The court’s only comment on the decision came from Justice Sonia Sotomayor, who said she agrees with the ruling but indicated the Democrats’ case “raises weighty but seemingly novel questions regarding the Twenty-Sixth Amendment” and urged the appeals court to consider the case in a timely manner before the general election.

“But I hope that the Court of Appeals will consider the merits of the legal issues in this case well in advance of the November election,” Sotomayor said.

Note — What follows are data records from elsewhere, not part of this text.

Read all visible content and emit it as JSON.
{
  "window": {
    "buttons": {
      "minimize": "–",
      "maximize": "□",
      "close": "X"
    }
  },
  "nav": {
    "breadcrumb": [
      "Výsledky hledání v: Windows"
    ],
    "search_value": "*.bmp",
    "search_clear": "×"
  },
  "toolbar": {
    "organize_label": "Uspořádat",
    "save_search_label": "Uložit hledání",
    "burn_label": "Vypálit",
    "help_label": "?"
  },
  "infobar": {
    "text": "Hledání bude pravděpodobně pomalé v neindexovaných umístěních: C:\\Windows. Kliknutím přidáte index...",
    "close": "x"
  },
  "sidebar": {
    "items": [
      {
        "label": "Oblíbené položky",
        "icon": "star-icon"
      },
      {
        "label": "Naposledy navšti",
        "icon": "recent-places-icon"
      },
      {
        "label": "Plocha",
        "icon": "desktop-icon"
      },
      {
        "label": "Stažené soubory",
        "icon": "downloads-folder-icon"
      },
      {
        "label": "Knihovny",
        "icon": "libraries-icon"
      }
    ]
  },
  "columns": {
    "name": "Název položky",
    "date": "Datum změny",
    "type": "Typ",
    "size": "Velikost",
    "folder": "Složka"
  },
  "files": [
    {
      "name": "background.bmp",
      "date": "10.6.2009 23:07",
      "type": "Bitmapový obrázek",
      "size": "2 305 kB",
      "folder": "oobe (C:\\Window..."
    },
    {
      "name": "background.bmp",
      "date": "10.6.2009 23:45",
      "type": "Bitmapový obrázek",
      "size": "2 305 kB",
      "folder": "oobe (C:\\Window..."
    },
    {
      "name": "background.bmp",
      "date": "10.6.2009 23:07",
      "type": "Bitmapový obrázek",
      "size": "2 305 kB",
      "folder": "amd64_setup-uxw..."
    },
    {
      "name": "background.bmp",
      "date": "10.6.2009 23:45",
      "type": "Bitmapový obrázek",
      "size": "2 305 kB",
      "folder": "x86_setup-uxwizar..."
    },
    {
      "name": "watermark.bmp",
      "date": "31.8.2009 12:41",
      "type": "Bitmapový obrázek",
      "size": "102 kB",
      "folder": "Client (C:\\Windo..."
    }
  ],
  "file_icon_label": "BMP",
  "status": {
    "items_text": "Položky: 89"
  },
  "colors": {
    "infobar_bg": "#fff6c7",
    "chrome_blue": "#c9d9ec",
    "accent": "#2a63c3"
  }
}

In order for someone to vote by mail in the July 14 primary runoffs, counties must receive their application for a mail-in ballot by July 2. A favorable decision for Democrats by the Supreme Court by early October could still allow for a massive expansion in voting by mail during the November general election.

In his initial ruling, Biery agreed with individual Texas voters and the Texas Democratic Party that voters would face irreparable harm if existing age eligibility rules for voting by mail remain in place for elections held while the coronavirus remains in wide circulation. And he agreed with the plaintiffs’ argument that the age limitation violates the U.S. Constitution because it imposes additional burdens on voters who are younger than 65 during the pandemic.

In his appeal to the 5th Circuit, Texas Attorney General Ken Paxton argued that Biery’s injunction threatened “irreparable injury” to the state “by injecting substantial confusion into the Texas voting process mere days before ballots are distributed and weeks before runoff elections.”